1. Hidden Leakage: Cold air leaks from the space under the moving floor and enters adjacent space or support pillars. This leakage is quite common and leads to pressure loss in the cold passage room environment, so that hot or humid air filled with dust enters the room elsewhere. The only way to avoid this problem is to go under the movable floor and check the surrounding and supporting columns, and seal any loopholes you find.
2. Too many perforated floors: There is no reason to place perforated floors in hot passages and blank areas. This wastes cooling capacity. It is also possible that there are too many perforated floors in the air intake of the rack. IT rack top temperature below normal temperature is a major danger signal.

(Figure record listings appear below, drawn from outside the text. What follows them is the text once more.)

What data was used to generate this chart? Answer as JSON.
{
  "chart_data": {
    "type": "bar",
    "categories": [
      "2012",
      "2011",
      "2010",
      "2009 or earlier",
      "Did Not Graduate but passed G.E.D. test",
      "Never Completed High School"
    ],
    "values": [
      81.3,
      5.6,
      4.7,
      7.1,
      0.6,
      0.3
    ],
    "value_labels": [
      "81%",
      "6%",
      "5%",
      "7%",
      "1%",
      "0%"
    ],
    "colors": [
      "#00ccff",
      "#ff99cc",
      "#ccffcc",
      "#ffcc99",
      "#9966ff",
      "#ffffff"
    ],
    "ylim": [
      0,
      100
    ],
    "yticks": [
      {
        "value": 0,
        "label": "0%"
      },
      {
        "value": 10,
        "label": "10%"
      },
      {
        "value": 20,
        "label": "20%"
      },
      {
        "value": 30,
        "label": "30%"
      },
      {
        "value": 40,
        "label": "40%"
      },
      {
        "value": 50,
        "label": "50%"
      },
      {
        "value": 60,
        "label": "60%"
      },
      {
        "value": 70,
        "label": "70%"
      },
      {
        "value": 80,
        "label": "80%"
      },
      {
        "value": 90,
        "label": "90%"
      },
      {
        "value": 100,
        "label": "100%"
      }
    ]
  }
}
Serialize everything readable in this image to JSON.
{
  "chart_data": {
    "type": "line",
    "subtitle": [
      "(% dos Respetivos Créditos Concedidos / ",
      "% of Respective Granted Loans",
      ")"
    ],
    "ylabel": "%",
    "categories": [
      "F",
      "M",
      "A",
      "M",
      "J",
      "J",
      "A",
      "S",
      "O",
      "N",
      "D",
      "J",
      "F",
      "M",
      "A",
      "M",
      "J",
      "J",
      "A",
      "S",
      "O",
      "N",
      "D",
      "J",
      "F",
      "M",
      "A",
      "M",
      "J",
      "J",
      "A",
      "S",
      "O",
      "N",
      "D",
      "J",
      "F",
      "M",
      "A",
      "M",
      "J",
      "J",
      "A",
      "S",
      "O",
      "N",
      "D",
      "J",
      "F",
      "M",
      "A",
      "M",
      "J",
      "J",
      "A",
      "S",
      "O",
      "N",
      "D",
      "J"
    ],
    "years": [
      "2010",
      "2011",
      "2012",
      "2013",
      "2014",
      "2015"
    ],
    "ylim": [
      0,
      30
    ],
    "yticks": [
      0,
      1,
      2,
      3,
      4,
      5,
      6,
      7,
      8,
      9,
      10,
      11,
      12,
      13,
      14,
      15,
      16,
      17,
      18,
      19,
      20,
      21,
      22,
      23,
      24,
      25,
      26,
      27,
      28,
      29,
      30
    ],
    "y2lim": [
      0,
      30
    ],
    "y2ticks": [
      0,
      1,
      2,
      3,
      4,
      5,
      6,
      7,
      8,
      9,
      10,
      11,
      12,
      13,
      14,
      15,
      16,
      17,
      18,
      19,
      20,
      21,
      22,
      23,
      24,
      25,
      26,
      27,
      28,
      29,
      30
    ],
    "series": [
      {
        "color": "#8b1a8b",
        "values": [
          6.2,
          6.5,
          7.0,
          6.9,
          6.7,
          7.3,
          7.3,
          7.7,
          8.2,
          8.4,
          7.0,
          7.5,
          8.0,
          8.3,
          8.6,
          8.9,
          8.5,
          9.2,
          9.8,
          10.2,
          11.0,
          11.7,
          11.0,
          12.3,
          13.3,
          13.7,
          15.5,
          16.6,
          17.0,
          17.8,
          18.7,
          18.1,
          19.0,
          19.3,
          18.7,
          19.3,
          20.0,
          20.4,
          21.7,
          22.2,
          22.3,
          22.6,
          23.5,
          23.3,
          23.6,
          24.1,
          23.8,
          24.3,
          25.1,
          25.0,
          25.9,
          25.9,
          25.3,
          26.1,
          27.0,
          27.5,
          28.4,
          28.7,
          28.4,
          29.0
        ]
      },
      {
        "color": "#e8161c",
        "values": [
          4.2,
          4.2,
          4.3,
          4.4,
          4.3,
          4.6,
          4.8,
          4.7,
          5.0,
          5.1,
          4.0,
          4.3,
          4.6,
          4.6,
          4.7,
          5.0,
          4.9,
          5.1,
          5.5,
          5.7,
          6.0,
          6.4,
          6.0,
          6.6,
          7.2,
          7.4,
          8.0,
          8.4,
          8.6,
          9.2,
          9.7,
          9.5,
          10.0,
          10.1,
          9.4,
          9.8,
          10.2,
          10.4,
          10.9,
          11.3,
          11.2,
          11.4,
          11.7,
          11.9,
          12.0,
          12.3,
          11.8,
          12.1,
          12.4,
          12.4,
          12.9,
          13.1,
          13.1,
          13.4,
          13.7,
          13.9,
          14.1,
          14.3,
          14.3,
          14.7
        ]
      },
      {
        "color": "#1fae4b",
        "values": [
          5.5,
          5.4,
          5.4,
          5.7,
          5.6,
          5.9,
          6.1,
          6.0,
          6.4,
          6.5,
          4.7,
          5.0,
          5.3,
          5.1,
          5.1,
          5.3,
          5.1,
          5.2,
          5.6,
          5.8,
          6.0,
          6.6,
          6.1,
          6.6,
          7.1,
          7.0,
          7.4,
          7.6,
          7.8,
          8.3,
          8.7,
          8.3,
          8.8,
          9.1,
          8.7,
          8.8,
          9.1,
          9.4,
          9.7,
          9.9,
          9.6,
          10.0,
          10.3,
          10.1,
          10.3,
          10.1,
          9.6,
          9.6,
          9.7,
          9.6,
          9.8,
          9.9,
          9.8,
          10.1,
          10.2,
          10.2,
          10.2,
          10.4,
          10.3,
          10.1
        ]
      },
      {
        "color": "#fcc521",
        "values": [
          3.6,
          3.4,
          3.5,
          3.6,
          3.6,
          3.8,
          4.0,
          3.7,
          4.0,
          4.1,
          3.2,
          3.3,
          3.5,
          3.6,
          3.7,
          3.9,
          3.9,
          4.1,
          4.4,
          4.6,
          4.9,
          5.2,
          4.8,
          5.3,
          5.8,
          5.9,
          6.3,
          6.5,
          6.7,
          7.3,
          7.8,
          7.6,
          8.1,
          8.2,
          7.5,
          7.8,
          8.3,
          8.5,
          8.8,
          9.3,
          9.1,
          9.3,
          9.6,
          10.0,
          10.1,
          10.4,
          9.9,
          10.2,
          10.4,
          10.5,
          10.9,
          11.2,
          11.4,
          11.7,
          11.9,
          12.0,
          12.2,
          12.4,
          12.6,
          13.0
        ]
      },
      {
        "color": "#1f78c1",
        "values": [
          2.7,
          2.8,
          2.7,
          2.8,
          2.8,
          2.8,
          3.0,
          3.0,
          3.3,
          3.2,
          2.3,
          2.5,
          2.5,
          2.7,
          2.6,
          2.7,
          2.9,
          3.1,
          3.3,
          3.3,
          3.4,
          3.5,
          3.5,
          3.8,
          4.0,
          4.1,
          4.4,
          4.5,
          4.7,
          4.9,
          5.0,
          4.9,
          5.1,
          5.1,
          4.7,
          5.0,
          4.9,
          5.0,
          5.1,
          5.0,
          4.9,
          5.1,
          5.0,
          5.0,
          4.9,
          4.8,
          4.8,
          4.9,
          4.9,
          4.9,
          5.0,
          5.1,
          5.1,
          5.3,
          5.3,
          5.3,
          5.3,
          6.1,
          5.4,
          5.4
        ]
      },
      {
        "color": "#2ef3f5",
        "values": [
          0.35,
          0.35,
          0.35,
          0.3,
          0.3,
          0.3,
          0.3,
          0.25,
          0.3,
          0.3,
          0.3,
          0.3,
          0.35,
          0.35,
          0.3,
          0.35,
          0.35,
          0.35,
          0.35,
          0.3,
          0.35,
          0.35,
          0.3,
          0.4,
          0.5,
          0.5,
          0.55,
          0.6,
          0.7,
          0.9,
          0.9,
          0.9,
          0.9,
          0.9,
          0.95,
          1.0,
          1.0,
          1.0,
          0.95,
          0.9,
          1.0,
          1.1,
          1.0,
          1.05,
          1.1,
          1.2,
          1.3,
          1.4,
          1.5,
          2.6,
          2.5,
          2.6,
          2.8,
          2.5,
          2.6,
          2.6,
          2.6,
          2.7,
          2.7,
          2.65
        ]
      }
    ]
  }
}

3. Unsealed movable floor openings: Although many cold channel data center operators have tried to seal cable openings and other loopholes in movable floor, few people have really completed this work. The remaining loopholes can cause a large amount of cold air to escape into undesirable areas. Electrical equipment, such as distribution units or remote power supply boards, is a particularly important place to find unsealed openings.
4. The airproof of the rack is not good: It is common knowledge of air flow management to place the spare panel in the empty cabinet area, but not everyone will do so. Some cabinets were not designed, and the installation rail was sealed between the edge of the cabinet. Operators concerned with efficiency seal the openings and potential openings at the bottom of the cabinet.

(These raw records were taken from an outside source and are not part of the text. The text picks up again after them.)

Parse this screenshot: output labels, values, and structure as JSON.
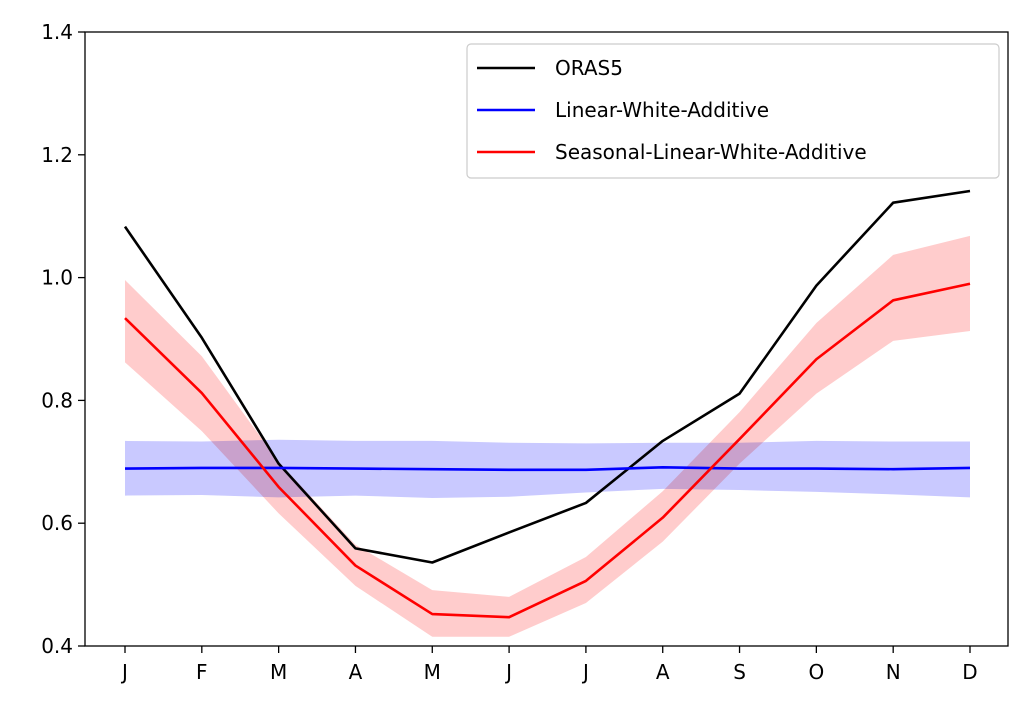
{
  "chart_data": {
    "type": "line",
    "title": "",
    "xlabel": "",
    "ylabel": "",
    "categories": [
      "J",
      "F",
      "M",
      "A",
      "M",
      "J",
      "J",
      "A",
      "S",
      "O",
      "N",
      "D"
    ],
    "ylim": [
      0.4,
      1.4
    ],
    "yticks": [
      "0.4",
      "0.6",
      "0.8",
      "1.0",
      "1.2",
      "1.4"
    ],
    "grid": false,
    "legend_position": "top-right",
    "series": [
      {
        "name": "ORAS5",
        "color": "#000000",
        "values": [
          1.083,
          0.902,
          0.697,
          0.559,
          0.536,
          0.585,
          0.633,
          0.734,
          0.811,
          0.987,
          1.122,
          1.141
        ]
      },
      {
        "name": "Linear-White-Additive",
        "color": "#0000ff",
        "band_color": "#c9c9ff",
        "values": [
          0.689,
          0.69,
          0.69,
          0.689,
          0.688,
          0.687,
          0.687,
          0.691,
          0.689,
          0.689,
          0.688,
          0.69
        ],
        "lower": [
          0.645,
          0.646,
          0.642,
          0.645,
          0.641,
          0.643,
          0.65,
          0.656,
          0.654,
          0.651,
          0.647,
          0.642
        ],
        "upper": [
          0.734,
          0.733,
          0.736,
          0.734,
          0.734,
          0.731,
          0.73,
          0.731,
          0.731,
          0.734,
          0.733,
          0.733
        ]
      },
      {
        "name": "Seasonal-Linear-White-Additive",
        "color": "#ff0000",
        "band_color": "#ffcccc",
        "values": [
          0.934,
          0.812,
          0.659,
          0.531,
          0.452,
          0.447,
          0.506,
          0.609,
          0.737,
          0.867,
          0.963,
          0.99
        ],
        "lower": [
          0.862,
          0.75,
          0.616,
          0.498,
          0.415,
          0.415,
          0.47,
          0.57,
          0.697,
          0.811,
          0.897,
          0.913
        ],
        "upper": [
          0.996,
          0.872,
          0.7,
          0.565,
          0.491,
          0.48,
          0.545,
          0.652,
          0.781,
          0.926,
          1.037,
          1.068
        ]
      }
    ]
  }
}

5. Temperature and humidity sensor calibration is not accurate: sometimes suppliers use uncalibrated sensors, and sometimes the calibration will become inaccurate over time. This will result in poorly managed cooling units not working together.

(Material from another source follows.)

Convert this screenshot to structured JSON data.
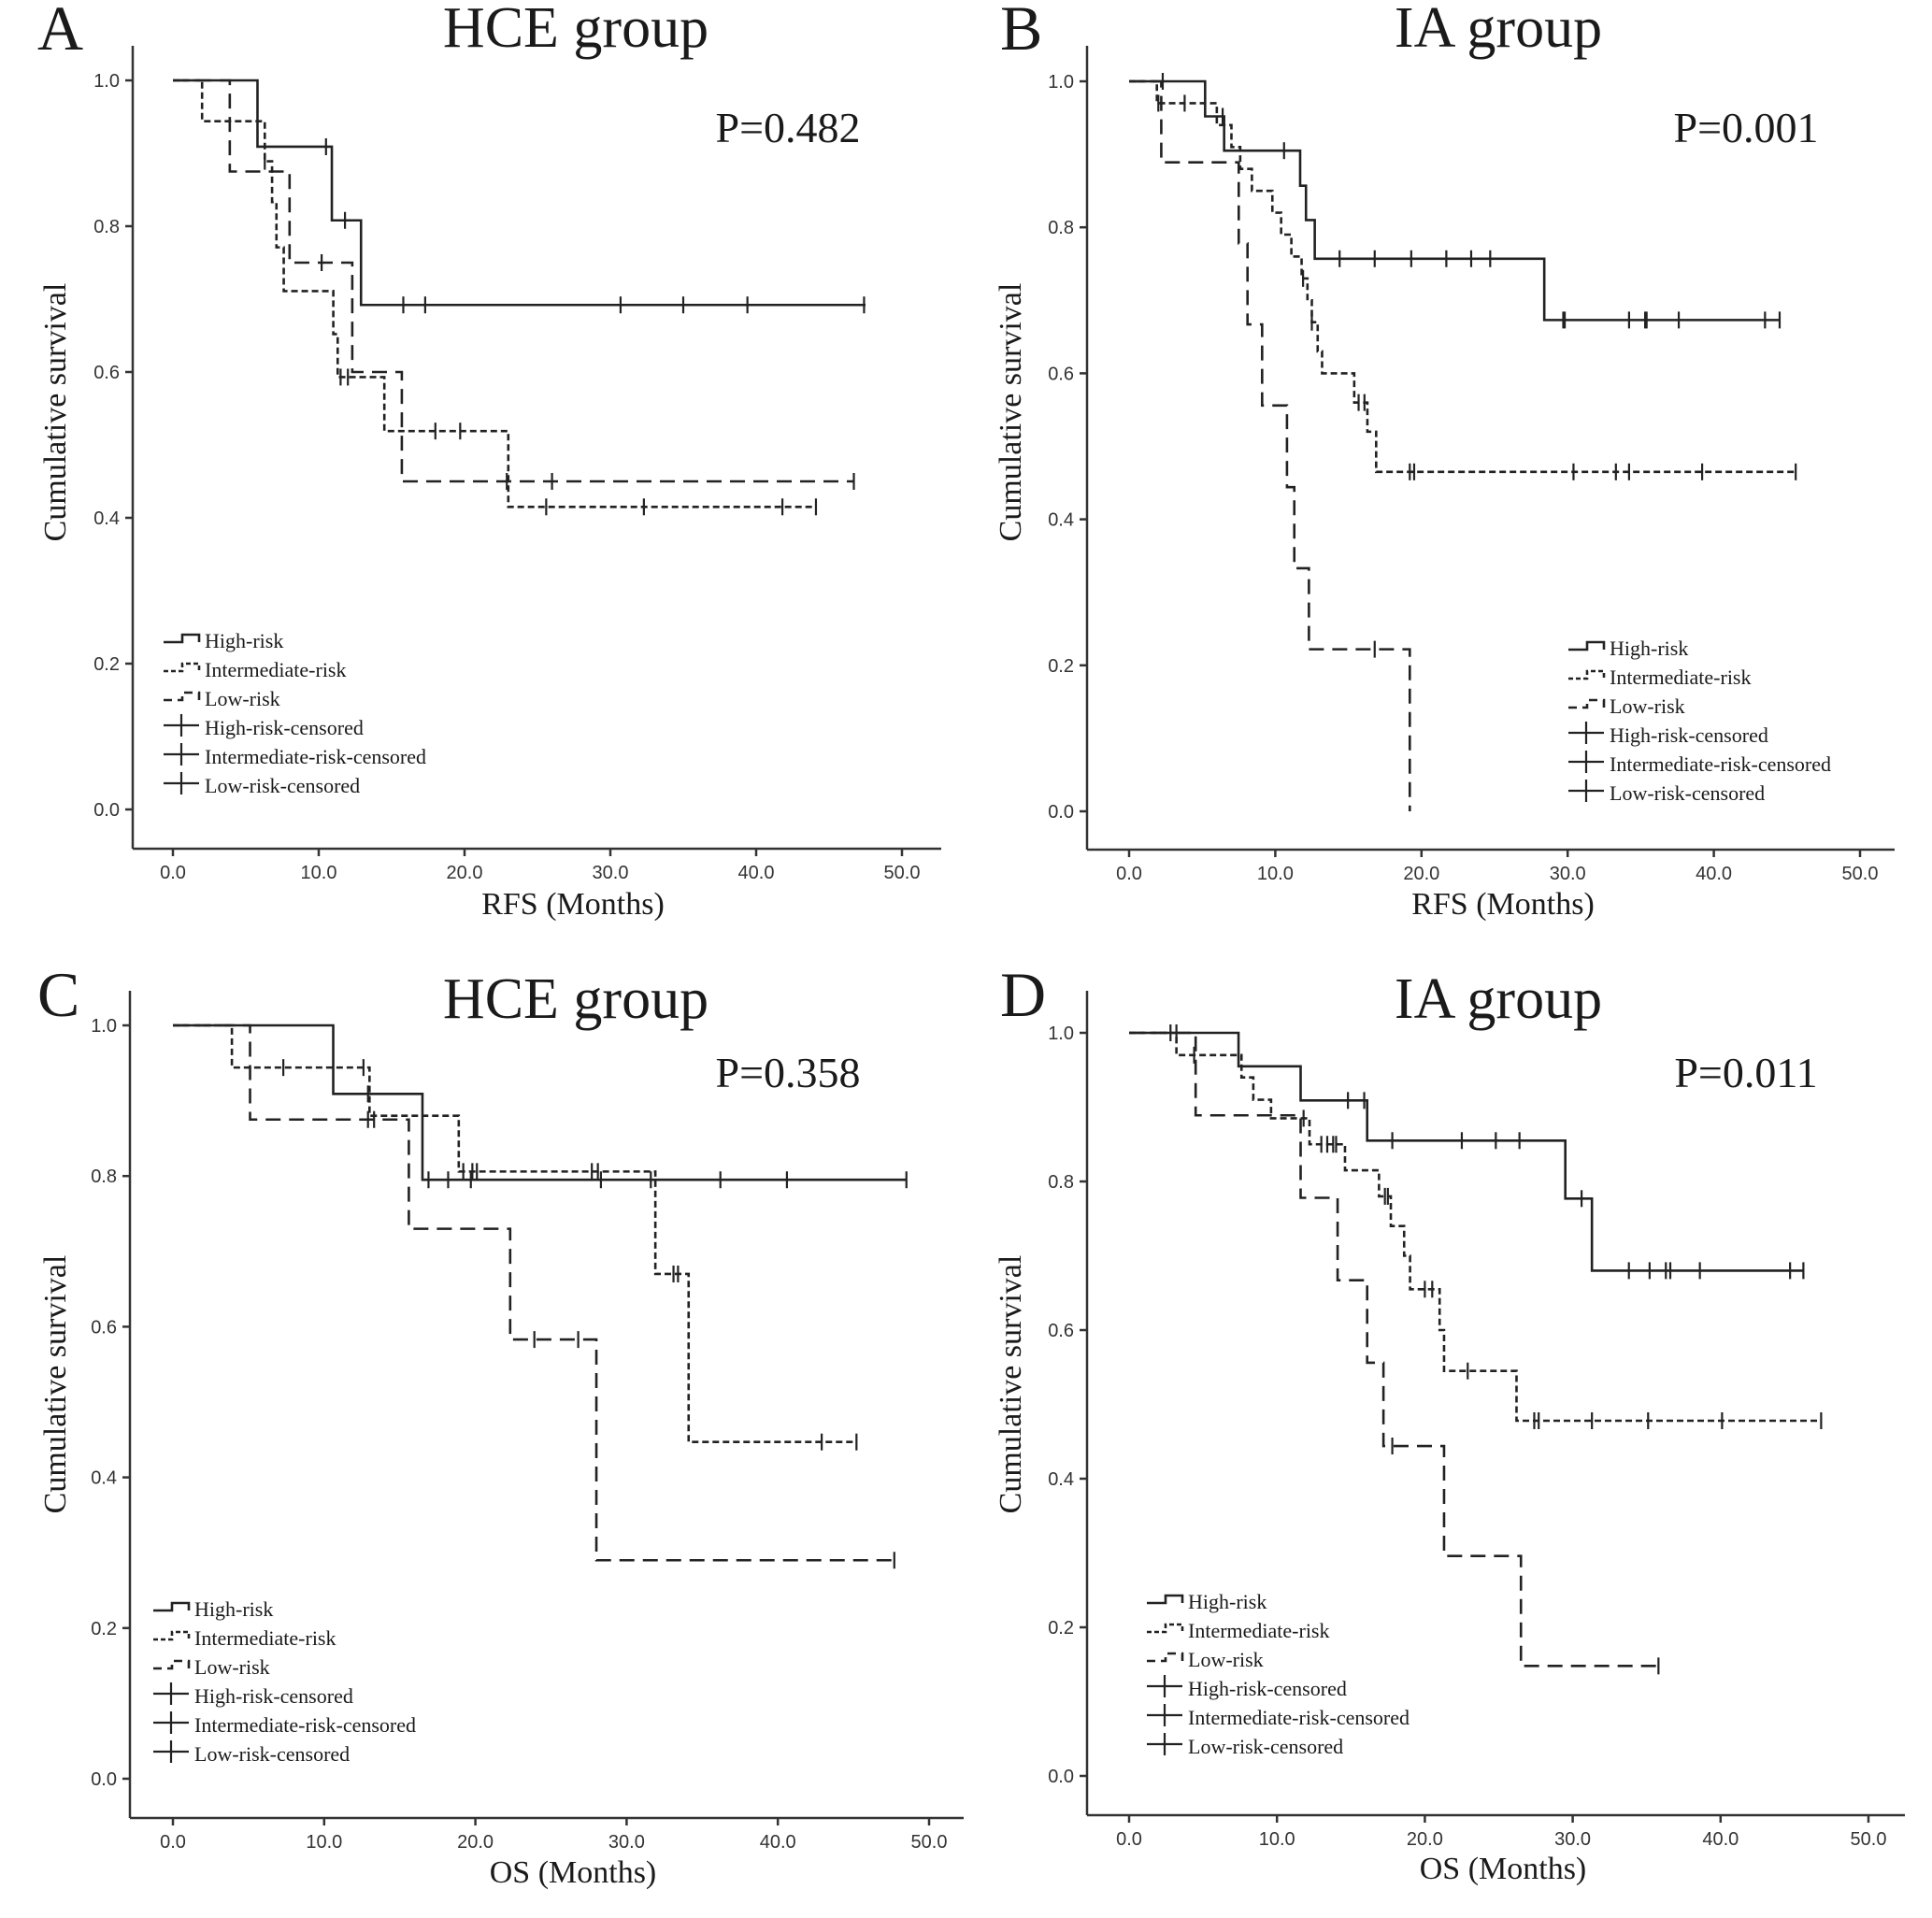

6. Let CRAC control humidity by mutual restraint: Another good way to restrain the two CRAC is to supply the adjacent CRAC with circulating air at different temperatures. As a result, CRAC gets different humidity readings, one ending the humidification and the other drying the air. To solve this problem, we need to understand the humidity map skillfully and set the humidity control point accurately.
7. Things are scarce and expensive: many cold-channel data center operators preset excessive cooling capacity. If the cooling capacity is greater than needed and there is no guarantee of the safety of excess CRACS, the whole cooling scheme will be involved, because too many units are in a low efficiency state. When the cooling temperature under the floor is very high and some racks are difficult to be cooled, the operator's consistent response is to run more cooling units. However, contrary to intuition, the right thing to do is to run fewer CRACS to reduce the load.
8. The idle cabinet space: This is another obvious factor, but for some reason it is not valued by everyone. When one or more cabinet spaces are empty, the air flow balance will be destroyed, leading to exhaust gas circulation into the cold passage, or loss of cold air in the cold passage. This will lead to over-cooling and supply more air than is actually needed to compensate for the loss.
9. Bad rack layout: Ideally, you want to line up the rack by heating/cooling and place the main CRACs at both ends of each line. Having a small rack and no specific direction doesn't help anyone. It's no use arranging the racks from the front to the back or aligning CRACs with IT lines.
10. Cooling management has not been given due attention: the benefits of improving cooling management have not been expected, which has stranded the capacity of operators and cost higher operating costs. Simple tasks such as installing spare panels can benefit, but they are often overlooked. In extreme cases, a well-managed data center cooling system can even delay expansion or build new facilities.